Yoav : Enquanto eu te ouvia, escrevi neste papel a palavra "saudade", porque, por trás do ceticismo que as pessoas que nunca estiveram em Sulha sentem, vemos uma saudade incrível por algo diferente do que está acontecendo agora. O cotidiano deles, tanto dos palestinos quanto dos israelenses, de maneiras diferentes, é repleto da sensação de quão sombria a situação é; de quão perigosa e sombria ela realmente é para um palestino. Há uma profunda saudade nas pessoas de se conectar; de estar em um ambiente seguro; de expressar proximidade.

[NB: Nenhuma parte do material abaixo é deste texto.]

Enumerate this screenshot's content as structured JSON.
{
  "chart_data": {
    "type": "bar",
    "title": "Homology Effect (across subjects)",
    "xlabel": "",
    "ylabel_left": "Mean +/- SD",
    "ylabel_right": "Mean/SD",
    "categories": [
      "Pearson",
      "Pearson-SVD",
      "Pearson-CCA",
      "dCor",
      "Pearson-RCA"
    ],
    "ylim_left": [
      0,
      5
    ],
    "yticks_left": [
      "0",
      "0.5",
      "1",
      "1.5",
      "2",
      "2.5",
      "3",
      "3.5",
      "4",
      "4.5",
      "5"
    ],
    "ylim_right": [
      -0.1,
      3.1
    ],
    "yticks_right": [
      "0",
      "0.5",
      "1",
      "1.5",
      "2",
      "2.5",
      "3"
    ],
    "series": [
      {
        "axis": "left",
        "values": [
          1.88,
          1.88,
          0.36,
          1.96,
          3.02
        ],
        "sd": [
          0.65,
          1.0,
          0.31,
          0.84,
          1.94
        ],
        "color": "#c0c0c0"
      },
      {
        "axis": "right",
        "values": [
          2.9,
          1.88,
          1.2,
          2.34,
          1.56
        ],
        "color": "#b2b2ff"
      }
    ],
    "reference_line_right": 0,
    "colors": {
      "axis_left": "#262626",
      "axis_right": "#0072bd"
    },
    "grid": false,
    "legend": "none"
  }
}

Na semana passada, sob a lua cheia, ao redor da fogueira no final da noite, vi os rostos das pessoas radiantes após uma longa roda de conversa sobre os papéis dos homens e das mulheres nas sociedades palestina e israelense. Elas saíram, jantaram e depois dançaram e cantaram ao redor da fogueira. Fomos atacados uma vez por palestinos que não estavam em Sulha e disseram: "Como vocês podem fazer essas celebrações enquanto a ocupação continua?". Eles chamam isso de normalização – uma palavra proibida na sociedade palestina, usada contra quem participa dos nossos encontros. Nossa resposta é: se não celebrarmos, pelo que estamos lutando? Precisamos criar ilhas de vitalidade, alegria, conforto e segurança para recarregar as energias e continuar enfrentando a realidade do nosso dia a dia. Acredito que as pessoas anseiam por mudanças e querem deixar o medo para trás.

Na outra noite, com aqueles dois caras ortodoxos de direita, percebi o quão superficiais eram as declarações vulgares deles sobre os palestinos. Não vinham de um lugar profundo. Eu disse para um deles: "Estou ouvindo isso da sua boca, olhando para você, e te ofereci um charuto, e estamos aqui juntos. Sinto que você tem um bom coração e que é realmente uma boa pessoa. E mesmo que eu deteste o que você está dizendo, não é assim que me sinto em relação a você."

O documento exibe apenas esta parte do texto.